Snapshots are a "snapshot" of the data within the database at a given point in time written to disk. You can use these snapshot files to restore the database to a previous, known state after a failure which brings down the database. The snapshots are guaranteed to be transactionally consistent at the point at which the snapshot was taken. Chapter 13, Saving & Restoring a VoltDB Database describes how to create and restore database snapshots.
Command Logging is a feature where, in addition to periodic snapshots, the system keeps a log of every stored procedure (or "command") as it is invoked. If, for any reason, the servers fail, they can "replay" the log on startup to reinstate the database contents completely rather than just to an arbitrary point-in-time. Chapter 14, Command Logging and Recovery describes how to enable, configure, and replay command logs.
K-safety refers to the practice of duplicating database partitions so that the database can withstand the loss of cluster nodes without interrupting the service. For example, a K value of zero means that there is no duplication and losing any servers will result in a loss of data and database operations. If there are two copies of every partition (a K value of one), then the cluster can withstand the loss of at least one node (and possibly more) without any interruption in service.
Database Replication is similar to K-safety, since it involves replicating data. However, rather than creating redundant partitions within a single database, database replication involves creating and maintaining a complete copy of the entire database. Database replication has a number of uses, but specifically in terms of durability, replication lets you maintain two copies of the database in separate geographic locations. In case of catastrophic events, such as fires, earthquakes, or large scale power outages, the replica can be used as a replacement for a disabled cluster.
Subsequent chapters describe snapshots and command logging. The next chapter describes how you can use database replication for disaster recovery. This chapter explains how K-safety works, how to configure your VoltDB database for different values of K, and how to recover in the case of a system failure.
K-safety involves duplicating database partitions so that if a partition is lost (either due to hardware or software problems) the database can continue to function with the remaining duplicates. In the case of VoltDB, the duplicate partitions are fully functioning members of the cluster, including all read and write operations that apply to those partitions. (In other words, the duplicates function as peers rather than in a master-slave relationship.)
It is also important to note that K-safety is different than WAN replication. In replication the entire database cluster is replicated (usually at a remote location to provide for disaster recovery in case the entire cluster or site goes down due to catastrophic failure of some type).

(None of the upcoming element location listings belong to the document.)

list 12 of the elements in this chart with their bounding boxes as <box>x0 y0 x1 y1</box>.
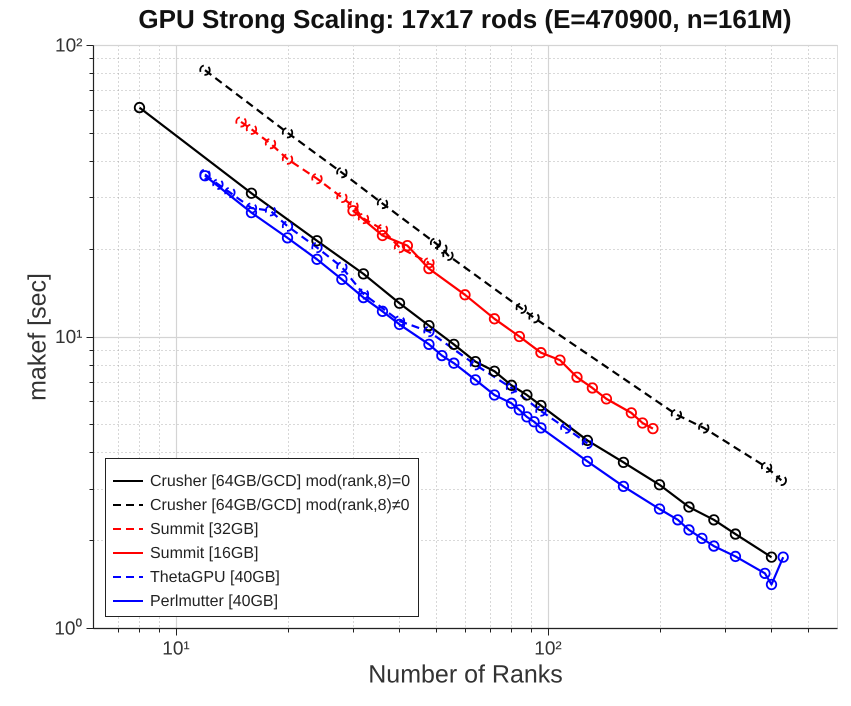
y-tick-label: 10⁰ <box>54 618 82 640</box>
x-axis-title: Number of Ranks <box>368 660 563 688</box>
legend-label: Summit [32GB] <box>150 521 258 538</box>
legend-label: Perlmutter [40GB] <box>150 593 278 610</box>
y-tick-label: 10² <box>55 36 82 56</box>
legend-label: ThetaGPU [40GB] <box>150 569 280 586</box>
chart-title: GPU Strong Scaling: 17x17 rods (E=470900, n=161M) <box>138 4 792 34</box>
y-axis-title: makef [sec] <box>23 273 52 401</box>
y-tick-label: 10¹ <box>55 327 82 348</box>
legend-label: Crusher [64GB/GCD] mod(rank,8)≠0 <box>150 497 410 514</box>
legend-label: Summit [16GB] <box>150 545 258 562</box>
legend-label: Crusher [64GB/GCD] mod(rank,8)=0 <box>150 473 410 490</box>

In replication, the replicated cluster operates independently and cannot assist when only part of the active cluster fails. The replicate is intended to take over only when the primary database cluster fails entirely. So, in cases where the database is mission critical, it is not uncommon to use both K-safety and replication to achieve the highest levels of service.
To achieve K=1, it is necessary to duplicate all partitions. (If you don't, failure of a node that contains a non-duplicated partition would cause the database to fail.) Similarly, K=2 requires two duplicates of every partition, and so on.
What happens during normal operations is that any work assigned to a duplicated partition is sent to all copies (as shown in Figure 10.1, “K-Safety in Action”). If a node fails, the database continues to function sending the work to the unaffected copies of the partition.